2.3 Bij dagvaarding vordert eiser, kort gezegd, de ontruiming van gedaagde. Eiser stelt daartoe dat gedaagde zonder recht en titel in de woning verblijft. Eiser wijst op het eigendomsbewijs d.d. 22 december 1981. In deze akte is opgenomen dat het recht op inwoning, onder meer, eindigt bij het overlijden van de beide ouders. De gemachtigde van eiser heeft ter zitting verklaard dat sprake is van een beperkt recht onder ontbindende voorwaarde. Met het overlijden van de langstlevende ouder is aan de ontbindende voorwaarde voldaan. De gemachtigde van eiser heeft daarbij verwezen naar artikel 3:81, tweede lid, onder b, van het BW, waarin staat vermeld dat beperkte rechten teniet gaan door de vervulling van de ontbindende voorwaarde waaronder het beperkte recht is gevestigd.
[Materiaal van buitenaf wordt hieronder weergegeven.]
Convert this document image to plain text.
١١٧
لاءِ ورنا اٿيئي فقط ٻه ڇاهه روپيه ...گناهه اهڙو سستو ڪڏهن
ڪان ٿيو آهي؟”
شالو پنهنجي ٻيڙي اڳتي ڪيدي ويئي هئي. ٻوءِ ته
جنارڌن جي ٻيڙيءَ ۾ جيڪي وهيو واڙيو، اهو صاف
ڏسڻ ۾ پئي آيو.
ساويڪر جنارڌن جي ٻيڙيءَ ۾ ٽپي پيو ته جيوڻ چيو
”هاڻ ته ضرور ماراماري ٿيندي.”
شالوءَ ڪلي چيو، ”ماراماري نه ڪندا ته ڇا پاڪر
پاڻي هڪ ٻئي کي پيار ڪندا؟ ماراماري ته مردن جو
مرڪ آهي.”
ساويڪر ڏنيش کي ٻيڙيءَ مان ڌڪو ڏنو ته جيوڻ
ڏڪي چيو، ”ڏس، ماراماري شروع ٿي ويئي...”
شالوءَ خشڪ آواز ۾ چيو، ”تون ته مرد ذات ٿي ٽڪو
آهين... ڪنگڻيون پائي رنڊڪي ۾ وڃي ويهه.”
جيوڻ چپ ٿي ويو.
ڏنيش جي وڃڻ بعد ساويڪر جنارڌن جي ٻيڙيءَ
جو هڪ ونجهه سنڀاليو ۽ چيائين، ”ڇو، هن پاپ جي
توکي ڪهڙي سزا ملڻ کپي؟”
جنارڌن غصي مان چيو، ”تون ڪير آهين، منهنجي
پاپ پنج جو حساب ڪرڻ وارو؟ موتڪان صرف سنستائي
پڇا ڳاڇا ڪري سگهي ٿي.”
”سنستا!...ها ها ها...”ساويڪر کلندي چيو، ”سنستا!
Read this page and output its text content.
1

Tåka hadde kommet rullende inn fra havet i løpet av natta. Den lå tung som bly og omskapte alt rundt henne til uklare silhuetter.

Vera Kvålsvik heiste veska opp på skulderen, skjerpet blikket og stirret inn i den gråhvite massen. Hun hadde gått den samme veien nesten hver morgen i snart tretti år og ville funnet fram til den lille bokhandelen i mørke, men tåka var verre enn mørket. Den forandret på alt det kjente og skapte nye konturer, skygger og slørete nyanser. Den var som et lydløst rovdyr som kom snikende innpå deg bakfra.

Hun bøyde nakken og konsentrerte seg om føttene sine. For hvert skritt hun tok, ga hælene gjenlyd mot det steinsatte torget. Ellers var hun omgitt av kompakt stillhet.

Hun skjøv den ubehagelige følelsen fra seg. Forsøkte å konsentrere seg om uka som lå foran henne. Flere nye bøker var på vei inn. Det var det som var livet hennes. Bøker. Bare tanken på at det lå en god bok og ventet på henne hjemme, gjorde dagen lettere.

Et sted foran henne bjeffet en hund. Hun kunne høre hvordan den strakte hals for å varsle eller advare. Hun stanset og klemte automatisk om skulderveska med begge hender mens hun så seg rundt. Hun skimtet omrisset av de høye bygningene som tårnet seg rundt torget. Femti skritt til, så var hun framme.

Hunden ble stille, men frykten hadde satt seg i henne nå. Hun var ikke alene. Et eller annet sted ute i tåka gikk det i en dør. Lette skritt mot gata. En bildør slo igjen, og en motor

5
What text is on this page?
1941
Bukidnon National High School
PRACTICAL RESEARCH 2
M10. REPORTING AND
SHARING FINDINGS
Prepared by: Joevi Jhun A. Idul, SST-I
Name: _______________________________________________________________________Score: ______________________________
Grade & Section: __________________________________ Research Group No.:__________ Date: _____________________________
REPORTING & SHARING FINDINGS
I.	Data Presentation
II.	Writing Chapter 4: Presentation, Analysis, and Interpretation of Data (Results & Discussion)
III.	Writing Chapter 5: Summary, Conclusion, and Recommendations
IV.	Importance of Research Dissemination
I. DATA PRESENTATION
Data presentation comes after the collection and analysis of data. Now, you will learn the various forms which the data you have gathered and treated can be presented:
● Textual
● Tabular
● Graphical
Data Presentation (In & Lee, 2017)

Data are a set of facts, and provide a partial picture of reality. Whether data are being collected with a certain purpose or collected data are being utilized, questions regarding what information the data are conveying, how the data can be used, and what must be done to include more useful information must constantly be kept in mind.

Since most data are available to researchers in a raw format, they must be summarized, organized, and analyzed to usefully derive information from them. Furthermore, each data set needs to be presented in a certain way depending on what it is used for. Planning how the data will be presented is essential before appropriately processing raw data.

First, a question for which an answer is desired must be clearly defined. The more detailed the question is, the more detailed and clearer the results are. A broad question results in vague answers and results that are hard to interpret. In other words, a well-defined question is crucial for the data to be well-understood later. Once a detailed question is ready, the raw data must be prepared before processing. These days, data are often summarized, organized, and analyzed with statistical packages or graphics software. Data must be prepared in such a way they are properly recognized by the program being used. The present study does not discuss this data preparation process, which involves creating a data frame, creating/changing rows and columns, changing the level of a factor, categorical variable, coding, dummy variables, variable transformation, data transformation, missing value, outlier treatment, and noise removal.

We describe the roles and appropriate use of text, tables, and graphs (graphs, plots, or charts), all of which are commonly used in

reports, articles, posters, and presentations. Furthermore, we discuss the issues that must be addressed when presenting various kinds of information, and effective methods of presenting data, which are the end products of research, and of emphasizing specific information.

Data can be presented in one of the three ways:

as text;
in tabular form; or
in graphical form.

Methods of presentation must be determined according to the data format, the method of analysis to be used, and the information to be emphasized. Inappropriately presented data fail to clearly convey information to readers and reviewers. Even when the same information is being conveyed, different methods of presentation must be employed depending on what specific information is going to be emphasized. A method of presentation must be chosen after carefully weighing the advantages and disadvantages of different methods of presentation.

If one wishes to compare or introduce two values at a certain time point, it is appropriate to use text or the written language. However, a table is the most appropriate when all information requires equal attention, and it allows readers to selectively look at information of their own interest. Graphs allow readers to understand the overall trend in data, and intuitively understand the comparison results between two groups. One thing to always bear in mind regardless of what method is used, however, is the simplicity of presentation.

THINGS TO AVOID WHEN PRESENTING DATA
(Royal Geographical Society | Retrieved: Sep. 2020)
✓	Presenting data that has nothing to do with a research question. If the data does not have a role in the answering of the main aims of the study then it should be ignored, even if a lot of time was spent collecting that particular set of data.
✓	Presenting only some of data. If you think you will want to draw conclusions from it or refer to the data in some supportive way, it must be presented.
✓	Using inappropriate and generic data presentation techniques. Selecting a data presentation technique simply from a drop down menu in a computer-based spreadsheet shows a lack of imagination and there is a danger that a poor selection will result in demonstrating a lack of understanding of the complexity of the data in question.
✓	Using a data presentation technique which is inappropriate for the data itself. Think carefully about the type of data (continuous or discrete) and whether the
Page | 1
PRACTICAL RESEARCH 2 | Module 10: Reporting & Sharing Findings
2.4 De voorzieningenrechter overweegt dat eiser voldoende aannemelijk heeft gemaakt dat hij een spoedeisend belang heeft bij een voorlopige voorziening als gevorderd en dat de uitkomst van een bodemprocedure niet kan worden afgewacht.
2.5 De vordering komt de voorzieningenrechter niet onrechtmatig of ongegrond voor en behoort daarom te worden toegewezen. Wel bestaat aanleiding om gelet op de redelijkheid en billijkheid de ontruimingstermijn op 1 maand te stellen.
2.6 Gedaagde zal als de in het ongelijk gestelde partij in de kosten van deze procedure worden veroordeeld.
3. De beslissing
De voorzieningenrechter:
3.1 veroordeelt gedaagde om uiterlijk 8 maart 2011 alle bij hem in gebruik zijnde gedeelten van de woning aan de [adres] en [woonplaats] met al de zijnen en het zijne te verlaten en te ontruimen op straffe van een dwangsom van € 200,00 voor iedere dag dat gedaagde hieraan niet voldoet, met een maximum van € 20,000,00, waarbij eiser wordt gemachtigd om de ontruiming zo nodig zelf te bewerkstelligen.
3.2 Veroordeelt gedaagde in de kosten van deze procedure, tot op heden aan de zijde van eiser gevallen en begroot op € 352,32 aan verschotten en € 527,00 aan salaris van de advocaat.
3.3 Verklaart dit vonnis uitvoerbaar bij voorraad.
3.4 Wijst af het meer of anders gevorderde.
Dit vonnis is gewezen te Almelo door mr. G.G. Vermeulen, voorzieningenrechter, en op 8 februari 2011 in het openbaar uitgesproken in tegenwoordigheid van de griffier.